Of course, there are other options for giving your kids an allowance. As another idea, you could combine the two methods above, giving your children a set allowance in addition to bonuses for other chores or work they’ve completed. You might also reward your kids for donating part of their allowance to a charitable organization of their choice.
In addition to improving your personal finance skills, playing financial literacy games and activities with your kids, and giving your children a weekly or monthly allowance, opening a savings account teaches your little ones several important skills early on. A savings account, for instance, teaches kids basic math skills and shows them how to deposit cash or checks and grow their savings with compound interest.
When opening a savings account for your child, don’t just focus on online banking. Introduce your child to online and in-person banking methods so she learns how to complete a deposit slip, withdraw money, and use an ATM. It’s also best to look for a high-yield savings account without maintenance fees and minimum account balances or deposits.
Some of the best savings accounts for children are available through Alliant Credit Union, Garden Savings FCU, and Northpointe Bank. Alliant Credit Union, for example, offers a high annual percentage yield (APY) of 0.55 percent on account balances of $100 or more, in addition to other benefits like a $5 opening deposit and the ability to connect a parent or legal guardian’s Alliant account with the child’s savings account.
You can also use the concept of saving as it pertains to launching a business. Personal savings is one of the most common sources for startup money, and many lessons can be learned when discussing business ownership with your kids, especially if they have an entrepreneurial bent. It’s possible to even do some hands-on instruction at this point; for example, the money in their account can be used to open their own lemonade stand. After all, someone has to buy the lemonade mix and markers for signage.

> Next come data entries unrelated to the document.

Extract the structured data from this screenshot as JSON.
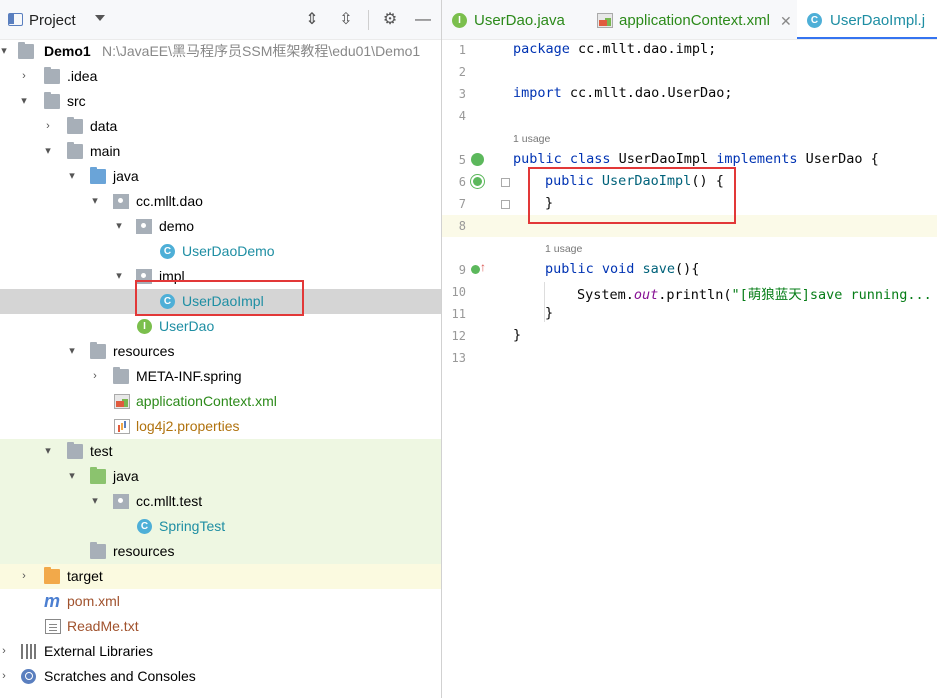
{
  "project_panel": {
    "title": "Project",
    "tree": [
      {
        "label": "Demo1",
        "path": "N:\\JavaEE\\黑马程序员SSM框架教程\\edu01\\Demo1"
      },
      {
        "label": ".idea"
      },
      {
        "label": "src"
      },
      {
        "label": "data"
      },
      {
        "label": "main"
      },
      {
        "label": "java"
      },
      {
        "label": "cc.mllt.dao"
      },
      {
        "label": "demo"
      },
      {
        "label": "UserDaoDemo"
      },
      {
        "label": "impl"
      },
      {
        "label": "UserDaoImpl"
      },
      {
        "label": "UserDao"
      },
      {
        "label": "resources"
      },
      {
        "label": "META-INF.spring"
      },
      {
        "label": "applicationContext.xml"
      },
      {
        "label": "log4j2.properties"
      },
      {
        "label": "test"
      },
      {
        "label": "java"
      },
      {
        "label": "cc.mllt.test"
      },
      {
        "label": "SpringTest"
      },
      {
        "label": "resources"
      },
      {
        "label": "target"
      },
      {
        "label": "pom.xml"
      },
      {
        "label": "ReadMe.txt"
      },
      {
        "label": "External Libraries"
      },
      {
        "label": "Scratches and Consoles"
      }
    ]
  },
  "editor": {
    "tabs": [
      {
        "label": "UserDao.java",
        "icon": "interface-icon"
      },
      {
        "label": "applicationContext.xml",
        "icon": "xml-icon"
      },
      {
        "label": "UserDaoImpl.j",
        "icon": "class-icon"
      }
    ],
    "usage_1": "1 usage",
    "usage_2": "1 usage",
    "line_numbers": [
      "1",
      "2",
      "3",
      "4",
      "5",
      "6",
      "7",
      "8",
      "9",
      "10",
      "11",
      "12",
      "13"
    ],
    "lines": {
      "l1_kw": "package",
      "l1_rest": " cc.mllt.dao.impl;",
      "l3_kw": "import",
      "l3_rest": " cc.mllt.dao.UserDao;",
      "l5_kw1": "public class",
      "l5_name": " UserDaoImpl ",
      "l5_kw2": "implements",
      "l5_rest": " UserDao {",
      "l6_kw": "public",
      "l6_fn": " UserDaoImpl",
      "l6_rest": "() {",
      "l7": "}",
      "l9_kw": "public void",
      "l9_fn": " save",
      "l9_rest": "(){",
      "l10_a": "System.",
      "l10_fld": "out",
      "l10_b": ".println(",
      "l10_str": "\"[萌狼蓝天]save running...",
      "l11": "}",
      "l12": "}"
    }
  },
  "colors": {
    "accent": "#3574f0",
    "highlight_box": "#e23838",
    "selected_row": "#d5d5d5"
  }
}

Many renters worry they’ll never be able to achieve the American dream of homeownership. This is largely due to the high cost of making a down payment, unaffordable home prices in the buyer’s targeted area, and credit issues that prevent them from obtaining a mortgage. However, teaching kids about homeownership could help them to build wealth and achieve financial security later in life.
Here are a few homeownership concepts to teach your children:
- Housing affordability. Several factors determine your eligibility for a home mortgage, such as your household income, credit score, assets, and debt-to-income (DTI) ratio. Debt.org shares some tips for talking to your child about borrowing money and debt.
- Down payments. Talk to your child about the importance of saving for a down payment on a home, as larger down payments mean lower monthly payments and mortgage interest rates.
- Homeownership expenses. In addition to the cost of purchasing a house, explain to your child that other expenses of homeownership include homeowners insurance, property taxes, lawn care, maintenance, and in some cases, homeowners’ association (HOA) fees.
All good parents want their children to succeed in life, and teaching your little ones financial literacy at a younger age can help them to understand the value of money and make smart financial decisions throughout the course of their lives. This will help them to save for the things they want and need in life, whether it’s a down payment on a home, a shiny new car, or the vacation of their dreams. Whatever it may be, financial literacy is the key to achieving these goals and reaching financial freedom.